First, of course, she saw the dried purple flowers on their spindled stems, laid daintily across the folded cloth as if the owner might return at any moment to refresh her wardrobe. Solange removed them delicately and placed them to the side.
The bliaut on top was of finely spun wool dyed a rich royal blue, with tiny, perfect embroidered flowers of white around the neck and sleeves. Beneath that was the undertunic, thin wool bleached to pristine white. After that, more dried lavender, and after that, a black bliaut with silver stitching, a silver wolf on the shoulder, similar to the one Damon had worn for the wedding, but without the moon. A black undertunic to go with that, then a rose bliaut, a mauve undertunic, an emerald bliaut, a teal undertunic …
Each piece she lifted out held on to the faded lavender scent, rustling with clean folds as she shifted them to the inside of the lid, where there was no dust. At the
bottom of the trunk she found what she had been searching for without knowing she had been searching.
It was a miniature, exquisitely done, of a black-haired woman with laughing dark eyes, and even though it was a tiny painting that fit into the palm of her hand, Solange had no trouble recognizing the subject.
It wasn’t so much that her son resembled her, although he did to a great degree. But her recognition was based more on the fact that she had seen this woman not so long ago, and in the flesh.
Or she had thought it to be flesh at the time. And the woman’s eyes had been laughing then too, not unkindly, as she presented Solange with the gown of white, and the other woman had been smiling as well, the pale-skinned beauty who spoke to her in French.

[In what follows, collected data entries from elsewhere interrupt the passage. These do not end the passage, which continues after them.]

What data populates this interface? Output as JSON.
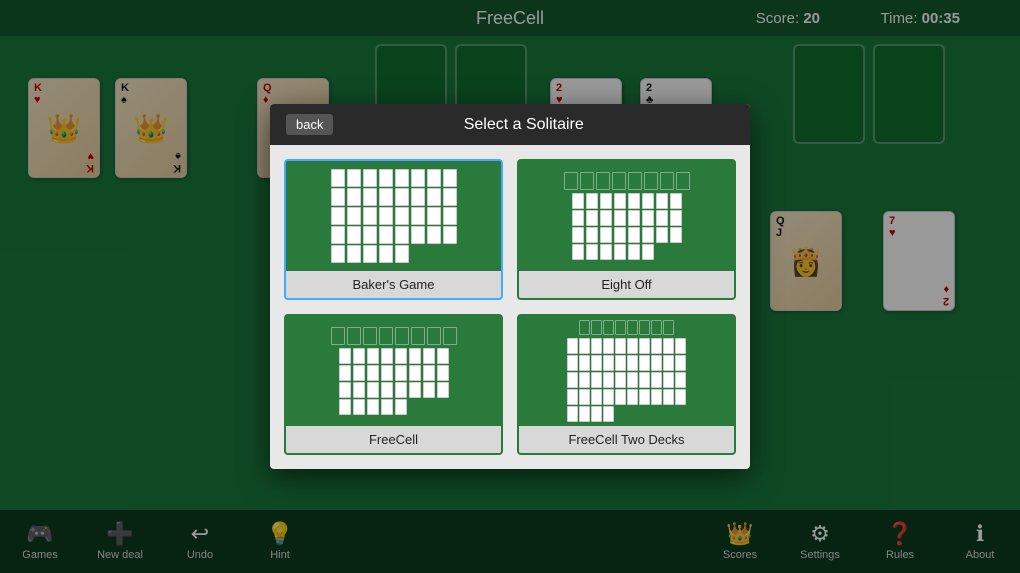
{
  "header": {
    "title": "FreeCell",
    "score_label": "Score:",
    "score_value": "20",
    "time_label": "Time:",
    "time_value": "00:35"
  },
  "toolbar_left": [
    {
      "id": "games",
      "icon": "🎮",
      "label": "Games"
    },
    {
      "id": "new_deal",
      "icon": "➕",
      "label": "New deal"
    },
    {
      "id": "undo",
      "icon": "↩",
      "label": "Undo"
    },
    {
      "id": "hint",
      "icon": "💡",
      "label": "Hint"
    }
  ],
  "toolbar_right": [
    {
      "id": "scores",
      "icon": "👑",
      "label": "Scores"
    },
    {
      "id": "settings",
      "icon": "⚙",
      "label": "Settings"
    },
    {
      "id": "rules",
      "icon": "❓",
      "label": "Rules"
    },
    {
      "id": "about",
      "icon": "ℹ",
      "label": "About"
    }
  ],
  "modal": {
    "back_label": "back",
    "title": "Select a Solitaire",
    "games": [
      {
        "id": "bakers_game",
        "label": "Baker's Game"
      },
      {
        "id": "eight_off",
        "label": "Eight Off"
      },
      {
        "id": "freecell",
        "label": "FreeCell"
      },
      {
        "id": "freecell_two_decks",
        "label": "FreeCell Two Decks"
      }
    ]
  }
}
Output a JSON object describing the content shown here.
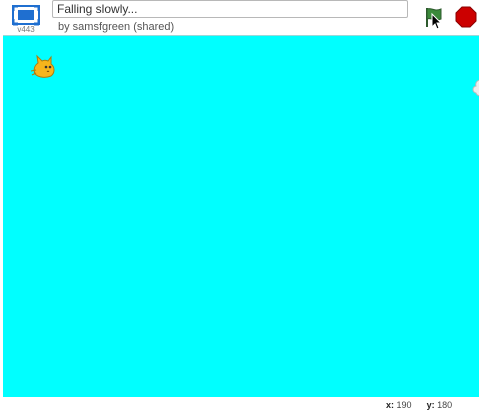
{
  "header": {
    "version_label": "v443",
    "title_value": "Falling slowly...",
    "author_label": "by samsfgreen (shared)"
  },
  "icons": {
    "fullscreen": "fullscreen-icon",
    "green_flag": "green-flag-icon",
    "stop": "stop-sign-icon",
    "cursor": "mouse-pointer-icon",
    "sprite": "cat-sprite"
  },
  "stage": {
    "background_color": "#00ffff"
  },
  "footer": {
    "x_label": "x:",
    "x_value": "190",
    "y_label": "y:",
    "y_value": "180"
  },
  "colors": {
    "accent_blue": "#1f6fd0",
    "flag_green": "#3b8a3b",
    "stop_red": "#cc0000"
  }
}
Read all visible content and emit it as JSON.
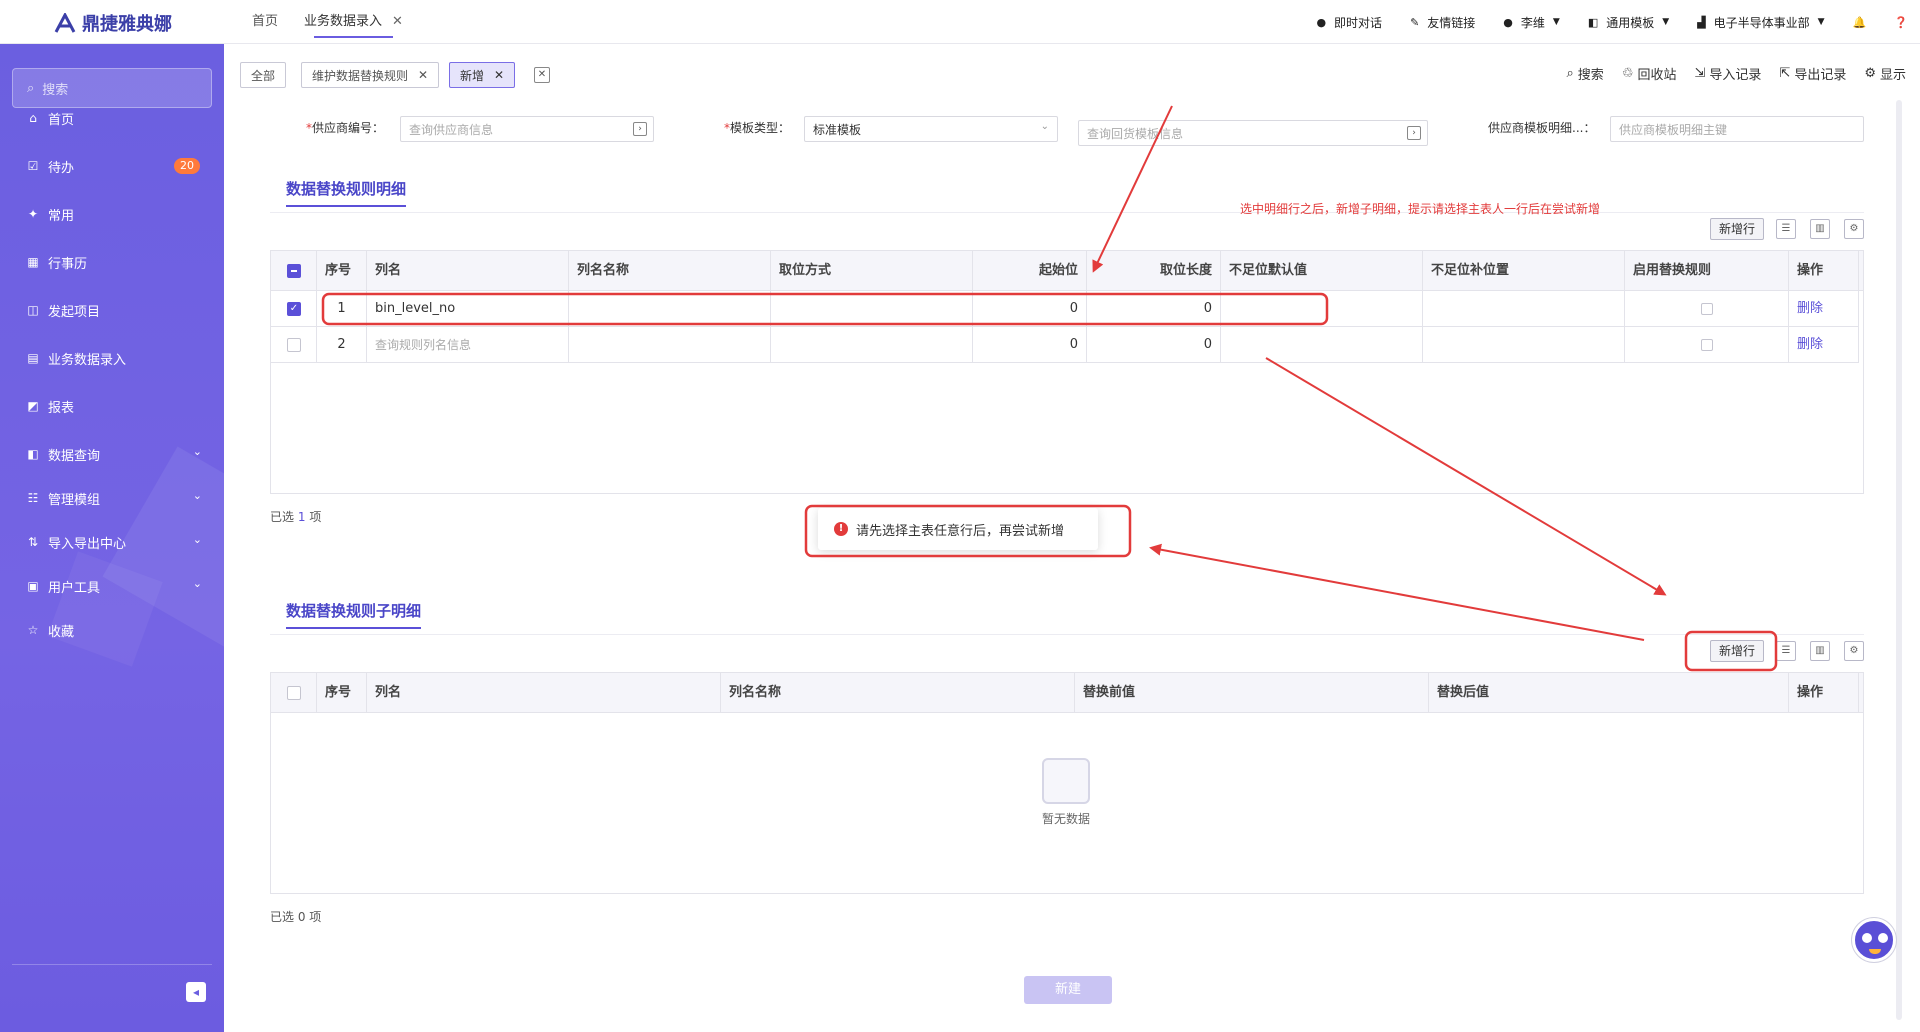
{
  "header": {
    "logo_text": "鼎捷雅典娜",
    "tabs": [
      {
        "label": "首页",
        "active": false
      },
      {
        "label": "业务数据录入",
        "active": true
      }
    ],
    "right": [
      {
        "icon": "chat-icon",
        "label": "即时对话"
      },
      {
        "icon": "link-icon",
        "label": "友情链接"
      },
      {
        "icon": "user-icon",
        "label": "李维"
      },
      {
        "icon": "template-icon",
        "label": "通用模板"
      },
      {
        "icon": "building-icon",
        "label": "电子半导体事业部"
      },
      {
        "icon": "bell-icon",
        "label": ""
      },
      {
        "icon": "help-icon",
        "label": ""
      }
    ]
  },
  "sidebar": {
    "search_placeholder": "搜索",
    "items": [
      {
        "label": "首页",
        "icon": "home-icon"
      },
      {
        "label": "待办",
        "icon": "todo-icon",
        "badge": "20"
      },
      {
        "label": "常用",
        "icon": "pin-icon"
      },
      {
        "label": "行事历",
        "icon": "calendar-icon"
      },
      {
        "label": "发起项目",
        "icon": "project-icon"
      },
      {
        "label": "业务数据录入",
        "icon": "data-entry-icon"
      },
      {
        "label": "报表",
        "icon": "report-icon"
      },
      {
        "label": "数据查询",
        "icon": "query-icon",
        "expandable": true
      },
      {
        "label": "管理模组",
        "icon": "module-icon",
        "expandable": true
      },
      {
        "label": "导入导出中心",
        "icon": "import-export-icon",
        "expandable": true
      },
      {
        "label": "用户工具",
        "icon": "tools-icon",
        "expandable": true
      },
      {
        "label": "收藏",
        "icon": "star-icon"
      }
    ]
  },
  "page_tabs": [
    {
      "label": "全部",
      "closable": false,
      "active": false
    },
    {
      "label": "维护数据替换规则",
      "closable": true,
      "active": false
    },
    {
      "label": "新增",
      "closable": true,
      "active": true
    }
  ],
  "toolbar": [
    {
      "icon": "search-icon",
      "label": "搜索"
    },
    {
      "icon": "recycle-icon",
      "label": "回收站"
    },
    {
      "icon": "import-icon",
      "label": "导入记录"
    },
    {
      "icon": "export-icon",
      "label": "导出记录"
    },
    {
      "icon": "display-icon",
      "label": "显示"
    }
  ],
  "form": {
    "supplier_label": "供应商编号：",
    "supplier_placeholder": "查询供应商信息",
    "template_type_label": "模板类型：",
    "template_type_value": "标准模板",
    "return_template_placeholder": "查询回货模板信息",
    "supplier_template_label": "供应商模板明细...：",
    "supplier_template_placeholder": "供应商模板明细主键"
  },
  "detail_section": {
    "title": "数据替换规则明细",
    "annotation": "选中明细行之后，新增子明细，提示请选择主表人一行后在尝试新增",
    "add_row_label": "新增行",
    "columns": [
      "序号",
      "列名",
      "列名名称",
      "取位方式",
      "起始位",
      "取位长度",
      "不足位默认值",
      "不足位补位置",
      "启用替换规则",
      "操作"
    ],
    "rows": [
      {
        "checked": true,
        "seq": "1",
        "col_name": "bin_level_no",
        "col_name_placeholder": false,
        "col_title": "",
        "mode": "",
        "start": "0",
        "length": "0",
        "default_val": "",
        "pad_pos": "",
        "enabled": false,
        "action": "删除"
      },
      {
        "checked": false,
        "seq": "2",
        "col_name": "查询规则列名信息",
        "col_name_placeholder": true,
        "col_title": "",
        "mode": "",
        "start": "0",
        "length": "0",
        "default_val": "",
        "pad_pos": "",
        "enabled": false,
        "action": "删除"
      }
    ],
    "selected_prefix": "已选",
    "selected_count": "1",
    "selected_suffix": "项"
  },
  "toast": {
    "message": "请先选择主表任意行后，再尝试新增"
  },
  "sub_section": {
    "title": "数据替换规则子明细",
    "add_row_label": "新增行",
    "columns": [
      "序号",
      "列名",
      "列名名称",
      "替换前值",
      "替换后值",
      "操作"
    ],
    "empty_text": "暂无数据",
    "selected_text": "已选 0 项"
  },
  "footer": {
    "new_button": "新建"
  },
  "colors": {
    "sidebar": "#6b5fe0",
    "accent": "#5b50d8",
    "annotation_red": "#e23b3b"
  }
}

She had not remarked upon it then. It had seemed the most natural thing in the world to respond to their warmth in the blurred mixture of languages that they had all understood.
The most natural thing in the world.
With sudden insight she recalled the voices that had comforted her after Damon discovered her scars, remembered the familiar cadence of them from long ago, in fact, so long ago she had almost forgotten.…
The solitude of her sickness had driven her further into the fever that had taken her at Wellburn, further from the nightmare that had been her reality then and into the soothing darkness of someplace she had no name for. It had been apart from anything she had known, and yes, Damon had been there, too, talking to her, guiding her, but now she remembered these other voices, feminine reassurance in that darkness. The
French and the English had been mingled then too, but not confusing. Just loving. Just the solid consolation of a sort of love that she had never known in her life, but that was not unfamiliar to her, nevertheless. It had been instinctive, maternal.…
Jazel had died long ago, but it seemed she had never truly left her daughter after all. No wonder none of the women at Wolfhaven had known of the two mysterious women with the gown. Perhaps no one but she believed in ghosts.
Solange lifted a branch of the lavender and inhaled it, catching a hint of summer warmth again. She stared down at the portrait.